The answer lies in a mix of geology and demographics. Visitors to this region one hundred million years ago (give or take a few million years) would have observed the fractured continental ‘North America’ of the Cretaceous era, divided, as it was then, into the western Laramidia landmass, and the eastern Appalachia landmass. Coastlines sat in very different locations to where they are today, and – crucially – included a large region of coral reefs off the southern edge of Appalachia, around what is now the southern foot of the Appalachian mountains, in Georgia, Alabama and South Carolina. As time passed, the shallow seas in the region dissipated, the landmasses fused into one and the coral reefs crumbled into soil.
Early settlers to the US may not have fully understood this geological history, but they knew fertile land when they found it. The vast organic matter left in the soil from these ancient reefs made for excellent agriculture and, over the course of 19th century, a vast and profitable cotton business grew along this ridge marking the old Appalachian coastline.

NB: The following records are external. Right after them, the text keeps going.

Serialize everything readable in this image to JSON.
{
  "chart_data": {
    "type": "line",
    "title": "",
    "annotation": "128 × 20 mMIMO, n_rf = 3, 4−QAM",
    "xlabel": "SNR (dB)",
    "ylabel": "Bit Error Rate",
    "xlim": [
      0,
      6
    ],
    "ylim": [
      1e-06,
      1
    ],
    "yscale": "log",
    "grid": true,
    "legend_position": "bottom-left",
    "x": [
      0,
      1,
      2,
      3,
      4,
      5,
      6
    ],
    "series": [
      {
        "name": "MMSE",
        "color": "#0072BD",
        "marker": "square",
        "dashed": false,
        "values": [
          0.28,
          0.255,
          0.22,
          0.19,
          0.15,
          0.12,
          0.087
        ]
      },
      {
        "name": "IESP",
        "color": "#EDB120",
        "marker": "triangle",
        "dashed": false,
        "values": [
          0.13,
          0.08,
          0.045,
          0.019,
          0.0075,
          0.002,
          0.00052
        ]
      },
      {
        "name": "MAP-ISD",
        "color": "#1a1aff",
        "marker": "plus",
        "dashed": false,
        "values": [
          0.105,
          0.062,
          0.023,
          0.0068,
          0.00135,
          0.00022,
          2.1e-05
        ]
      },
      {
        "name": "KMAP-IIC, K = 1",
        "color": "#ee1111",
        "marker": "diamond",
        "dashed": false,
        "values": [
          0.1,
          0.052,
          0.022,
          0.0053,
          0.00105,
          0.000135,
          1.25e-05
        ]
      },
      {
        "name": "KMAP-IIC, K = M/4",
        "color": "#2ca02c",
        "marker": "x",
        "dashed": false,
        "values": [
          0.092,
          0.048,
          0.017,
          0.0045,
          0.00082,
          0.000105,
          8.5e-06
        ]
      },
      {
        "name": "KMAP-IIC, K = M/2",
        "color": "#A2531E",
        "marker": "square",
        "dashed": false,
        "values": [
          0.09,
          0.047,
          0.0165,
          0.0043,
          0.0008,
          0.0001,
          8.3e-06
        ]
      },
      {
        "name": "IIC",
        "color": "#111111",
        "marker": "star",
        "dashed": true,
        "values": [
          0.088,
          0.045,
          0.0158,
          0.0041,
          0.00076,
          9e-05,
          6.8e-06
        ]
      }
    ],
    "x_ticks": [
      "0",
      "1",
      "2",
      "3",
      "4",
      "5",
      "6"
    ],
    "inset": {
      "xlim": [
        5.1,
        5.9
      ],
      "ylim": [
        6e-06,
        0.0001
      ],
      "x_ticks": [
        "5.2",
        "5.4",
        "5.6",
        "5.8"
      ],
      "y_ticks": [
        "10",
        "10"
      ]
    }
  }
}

Prior to Abraham Lincoln’s preliminary Emancipation Proclamation in 1862, abolishing slavery across the United States, such an industry would have been heavily dependent on African slaves with around four million individuals still enslaved at the passing of the Act. In the century-and-a-half that followed, despite the significant changes in society through time, this same part of the country became the spot with the highest concentrations of African-Americans – descendants and family members of former slaves – situated along the location of the old Appalachian coastline.
Thanks to the policies of 36th president, Lyndon B. Johnson – such as the 1964 Civil Rights Act – the Democratic party has, especially since the 1960s, been the party most closely aligned with African-Americans. Barack Obama collected 93 per cent of all African-American support in the 2012 presidential race, a figure which hasn't fallen below 80 per cent for decades.
Hence, despite their fellow Georgians, Mississippians and Alabamians deciding that Mitt Romney was the best man for the job, the residents of the mysterious blue curve continue to put a cross in the box of the Democrat candidate, an action traceable back to a one hundred million year old coral reef.